On Wednesday, MOH confirmed three new cases of the deadly coronavirus and revealed that none of them visited China in recent times, and the two of them were staff of the Grace Assembly of God church in Bukit Batok and Tanglin. This is identified as a new cluster by MOH.
Additionally, Seletar Aerospace Heights construction site where two infected Bangladeshi nationals worked is also identified as another new cluster.
The two clusters are in addition to previously identified clusters such as The Life Church and Missions Singapore (146B Paya Lebar Road), Yong Thai Hang and a Private business meeting held at Grand Hyatt Singapore from 20 to 22 January.
“For now, what we do know is that the virus is circulating within our population. That is the reason why we raised the alert level to orange. We know that we are seeing more cases that are not linked, that do not have any links to China,” Mr Wong said.
He noted that the panic buying due to the raising of the alert levels has now stabilised, but noticed that some supermarkets may not be full restocked yet.
This is mainly due to the lack of manpower and logistical issues.
“We expect all outlets of the major retailers to have normal stock levels in a day or two. So we just want to continue to assure Singaporeans that our supply chains, when it comes to food and grocery items, remain robust,” he added.
Upon reading Mr Wong’s explanation on raising the DORSCON level from Yellow to Orange, many netizens have voiced their dissatisfaction over the explanation. They said that the Government shouldn’t blame the people for panic buying, and instead should have communicated better on raising the alert level before actually doing it. Some said that its “plainly poor communication and explanation” on the Government’s side to try and explain the situation and reassure the public.
Others pointed out that the Government should always be honest and upfront with the people. As an example, they said that the authorities should have came clean and said that there’s insufficient amount of masks in the country, which is why most people can’t get hold of it at stores.
Another point raised by Simon Teo is that the Government is not being honest to the people when it said that its not necessary for the public to wear masks, given that the country is going through a flu epidemic.

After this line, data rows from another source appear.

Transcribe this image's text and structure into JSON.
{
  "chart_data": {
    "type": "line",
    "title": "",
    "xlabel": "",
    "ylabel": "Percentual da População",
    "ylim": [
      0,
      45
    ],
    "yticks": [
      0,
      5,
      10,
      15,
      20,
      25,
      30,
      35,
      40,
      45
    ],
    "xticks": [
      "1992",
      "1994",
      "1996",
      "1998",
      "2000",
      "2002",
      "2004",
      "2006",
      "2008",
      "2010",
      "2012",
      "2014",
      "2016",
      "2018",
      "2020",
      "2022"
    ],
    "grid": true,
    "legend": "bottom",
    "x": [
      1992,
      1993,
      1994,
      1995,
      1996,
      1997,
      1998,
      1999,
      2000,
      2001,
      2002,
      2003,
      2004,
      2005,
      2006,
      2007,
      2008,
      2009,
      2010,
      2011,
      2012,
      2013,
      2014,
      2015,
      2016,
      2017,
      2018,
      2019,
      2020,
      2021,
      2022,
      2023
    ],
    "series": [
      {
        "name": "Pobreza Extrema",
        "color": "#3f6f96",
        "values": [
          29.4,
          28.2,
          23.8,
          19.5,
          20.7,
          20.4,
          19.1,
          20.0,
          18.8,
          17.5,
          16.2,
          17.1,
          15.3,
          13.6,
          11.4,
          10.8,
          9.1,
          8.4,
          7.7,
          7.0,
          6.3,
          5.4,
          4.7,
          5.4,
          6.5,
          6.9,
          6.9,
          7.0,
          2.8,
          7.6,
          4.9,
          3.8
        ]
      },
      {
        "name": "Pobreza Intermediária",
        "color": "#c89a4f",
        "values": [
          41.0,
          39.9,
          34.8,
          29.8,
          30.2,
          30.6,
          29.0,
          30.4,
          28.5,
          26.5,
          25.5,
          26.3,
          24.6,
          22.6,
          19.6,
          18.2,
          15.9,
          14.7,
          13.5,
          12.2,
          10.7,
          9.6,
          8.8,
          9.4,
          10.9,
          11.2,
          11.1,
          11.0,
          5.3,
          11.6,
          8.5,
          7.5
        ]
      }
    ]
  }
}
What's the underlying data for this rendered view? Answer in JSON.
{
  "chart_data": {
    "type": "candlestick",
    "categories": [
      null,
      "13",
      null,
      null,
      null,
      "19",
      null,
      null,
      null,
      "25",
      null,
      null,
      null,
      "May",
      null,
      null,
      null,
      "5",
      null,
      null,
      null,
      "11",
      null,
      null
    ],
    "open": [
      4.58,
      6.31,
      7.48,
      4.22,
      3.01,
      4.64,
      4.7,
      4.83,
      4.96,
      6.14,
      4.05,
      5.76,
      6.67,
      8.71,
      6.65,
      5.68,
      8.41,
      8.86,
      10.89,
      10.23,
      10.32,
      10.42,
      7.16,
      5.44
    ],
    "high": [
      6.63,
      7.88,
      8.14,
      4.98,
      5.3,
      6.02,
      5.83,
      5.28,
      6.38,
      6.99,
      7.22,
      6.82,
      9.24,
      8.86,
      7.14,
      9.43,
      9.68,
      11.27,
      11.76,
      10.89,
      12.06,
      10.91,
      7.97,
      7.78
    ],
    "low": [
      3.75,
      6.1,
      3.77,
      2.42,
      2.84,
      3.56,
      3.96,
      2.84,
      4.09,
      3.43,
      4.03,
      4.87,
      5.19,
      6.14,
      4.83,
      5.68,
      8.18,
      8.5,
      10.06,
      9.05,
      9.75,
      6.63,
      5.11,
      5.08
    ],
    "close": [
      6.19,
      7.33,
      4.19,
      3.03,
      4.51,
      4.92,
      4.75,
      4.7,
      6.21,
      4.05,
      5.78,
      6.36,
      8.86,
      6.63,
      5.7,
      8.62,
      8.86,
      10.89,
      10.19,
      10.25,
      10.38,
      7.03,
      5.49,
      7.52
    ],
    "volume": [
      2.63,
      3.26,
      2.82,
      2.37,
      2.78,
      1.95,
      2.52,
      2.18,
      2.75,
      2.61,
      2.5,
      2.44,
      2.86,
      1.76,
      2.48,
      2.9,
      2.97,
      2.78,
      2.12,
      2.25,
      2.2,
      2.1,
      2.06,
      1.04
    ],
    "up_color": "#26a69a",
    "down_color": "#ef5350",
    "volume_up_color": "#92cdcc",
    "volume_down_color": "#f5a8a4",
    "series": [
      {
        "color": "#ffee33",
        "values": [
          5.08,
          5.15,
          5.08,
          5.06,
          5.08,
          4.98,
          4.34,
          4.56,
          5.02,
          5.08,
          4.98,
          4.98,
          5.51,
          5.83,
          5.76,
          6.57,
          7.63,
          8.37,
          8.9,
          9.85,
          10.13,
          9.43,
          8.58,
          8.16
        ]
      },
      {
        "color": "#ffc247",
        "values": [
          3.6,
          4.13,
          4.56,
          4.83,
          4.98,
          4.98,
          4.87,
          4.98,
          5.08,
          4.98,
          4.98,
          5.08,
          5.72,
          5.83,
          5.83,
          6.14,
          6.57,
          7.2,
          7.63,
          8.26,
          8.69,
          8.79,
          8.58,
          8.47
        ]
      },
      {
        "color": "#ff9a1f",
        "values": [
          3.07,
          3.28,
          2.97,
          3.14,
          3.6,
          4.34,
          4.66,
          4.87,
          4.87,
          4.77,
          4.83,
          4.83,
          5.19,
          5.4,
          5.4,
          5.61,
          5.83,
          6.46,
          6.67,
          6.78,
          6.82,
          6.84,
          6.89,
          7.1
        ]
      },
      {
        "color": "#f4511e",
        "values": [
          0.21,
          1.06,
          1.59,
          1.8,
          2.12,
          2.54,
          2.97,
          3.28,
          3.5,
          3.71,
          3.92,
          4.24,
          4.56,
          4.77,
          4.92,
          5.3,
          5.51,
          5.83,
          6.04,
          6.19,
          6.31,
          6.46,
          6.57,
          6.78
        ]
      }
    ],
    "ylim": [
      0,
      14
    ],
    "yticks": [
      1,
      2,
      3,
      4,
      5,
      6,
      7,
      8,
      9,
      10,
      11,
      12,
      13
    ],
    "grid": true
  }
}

JC Goh pointed out that when DORSCON level was raised to Orange, it’s crucial for “policy makers to make clear what it means and also mention what other triggers and information will lead to a nudge down to green or a nudge up to read”. He said this will allow citizens to make a better well-informed decision based on the situation.
“The panic buying is not due to the orange trigger which does not entail a curfew etc, but the fear or the prospect that it will be raised to red that spurs the irrational behaviour that we are observing,” he wrote.
A few suggested that to prevent panic buying in the future, the Government should explain clearly the whole situation to the public and what they can expect from it. Darren Pachai noted that the panic buying occurred due to “lack of confidence” after failing to buy masks during the initial days, despite assurance from the Govt that the supply is enough.